Careful nutrient management planning and evaluations in a circular manner can play a key role in intensive systems. Studies of combined crop and livestock integrated mixed farming production have shown that these can reduce environmental impacts by between 39 – 62%, provided careful assessment of plant and animal nutrient requirements, and the cyclic interactions of these, is performed (to avoid external nutrient inputs). Such cyclical studies demonstrated a reduction in profits, due to a combination of losses in achievable crop revenues (as opposed to a scenario where all land was arable) and losses in meat production (due to fodder-only systems sustaining fewer animals than systems supplemented with concentrate). Losses could be minimised to 3% whilst still achieving a 39% reduction in environmental impact despite this. Future subsidy payments may well align with mitigating these minor losses.

Some environments benefit livestock production and are more suitable for livestock than alternatives like crop or biomass production. In such instances, this acts as a possible alternative to local production focuses as it may still be more environmentally efficient to transport produce from these highly suitable locations globally, on balance, than it is to produce them locally in each area. Again such a focus on circularised sustainable systems approaches globally would likely place Wales at the forefront of UK domestic livestock production, though this doesn’t mean that livestock numbers in Wales wouldn’t also have to drop dramatically, to achieve the best sustainability efficiencies.

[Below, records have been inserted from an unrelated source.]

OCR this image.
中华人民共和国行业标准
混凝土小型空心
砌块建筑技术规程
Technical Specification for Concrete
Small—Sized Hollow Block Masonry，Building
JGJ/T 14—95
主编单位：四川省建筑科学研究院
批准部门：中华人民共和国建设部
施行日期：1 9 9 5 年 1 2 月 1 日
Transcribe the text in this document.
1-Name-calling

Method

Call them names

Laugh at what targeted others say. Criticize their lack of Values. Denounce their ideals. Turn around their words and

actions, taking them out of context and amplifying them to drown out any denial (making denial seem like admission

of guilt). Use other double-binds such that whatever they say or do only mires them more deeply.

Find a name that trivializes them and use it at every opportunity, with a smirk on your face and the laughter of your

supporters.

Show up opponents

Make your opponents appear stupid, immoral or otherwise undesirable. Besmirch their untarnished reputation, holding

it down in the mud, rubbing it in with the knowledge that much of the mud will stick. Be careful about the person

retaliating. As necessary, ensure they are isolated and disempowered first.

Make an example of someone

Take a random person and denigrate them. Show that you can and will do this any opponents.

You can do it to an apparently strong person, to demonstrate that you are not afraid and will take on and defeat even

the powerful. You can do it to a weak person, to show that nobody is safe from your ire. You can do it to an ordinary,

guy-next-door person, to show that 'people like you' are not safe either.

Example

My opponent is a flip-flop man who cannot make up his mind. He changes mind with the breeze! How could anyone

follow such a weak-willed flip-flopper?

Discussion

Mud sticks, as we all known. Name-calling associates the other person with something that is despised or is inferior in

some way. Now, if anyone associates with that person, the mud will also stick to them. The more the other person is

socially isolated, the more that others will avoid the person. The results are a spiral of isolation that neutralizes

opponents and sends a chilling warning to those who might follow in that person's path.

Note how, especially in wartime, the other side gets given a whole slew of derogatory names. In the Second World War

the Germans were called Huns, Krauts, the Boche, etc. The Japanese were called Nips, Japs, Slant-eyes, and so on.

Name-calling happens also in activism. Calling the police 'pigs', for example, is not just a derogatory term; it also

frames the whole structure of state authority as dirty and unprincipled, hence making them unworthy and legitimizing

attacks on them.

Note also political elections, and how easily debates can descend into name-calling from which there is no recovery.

Ultimately whilst there are changes required from the production side of the livestock food supply system, there are also changes necessary from the consumer perspective. An interesting swiss model, of consumer behaviour impacts on sustainable food systems, assessed 6 strategies that consumers could partake in to improve the situation. One of the strategies involved purchasing food from systems incorporating circularity. The modelling assessed greenhouse gas emissions, land use, diet quality, diet costs, nitrogen surplus and social risks (with social risk being based on ranking a database of social risk hotspots for supply chains which uses 156 social indicators including; ethical nature of labour, forced labour, excessive working time and human health risks).


The findings of this model mapped well with some other similar models. The addition of circularity into a system improved almost all aspects far more significantly than any other strategy. This suggests that there is a requirement for consumers to actively purchase food produced in certain ways, or to change their behaviours, in order to improve the sustainability of food supplies. Organic and circular organic systems need to be valorised by the public in order to mitigate the increased costs associated. What was also noted, as might be expected, is that the best outcomes came from consumers supporting a mixture of these strategies working in synergy.



Increasing the circularity present within livestock systems, in the future, appears to be the only way to assure that animal-sourced foods can add to human diet compositions in an environmentally improved way. Whilst livestock can provide other ecosystem services, (particularly in developing countries, where they provide not just food, but transportation and manual labour) they are unlikely to ever disappear from the food supply chain. However, support for their continued intensive production may be at risk. By optimising nutrient and energy usage and closing waste loops via recycling and reuse, livestock production could reduce both its costs and its globally high environmental impacts significantly. Whilst some of this is achievable at the farm level, broader infrastructure and socio-economic perspective changes will likely be required in order to achieve the best results.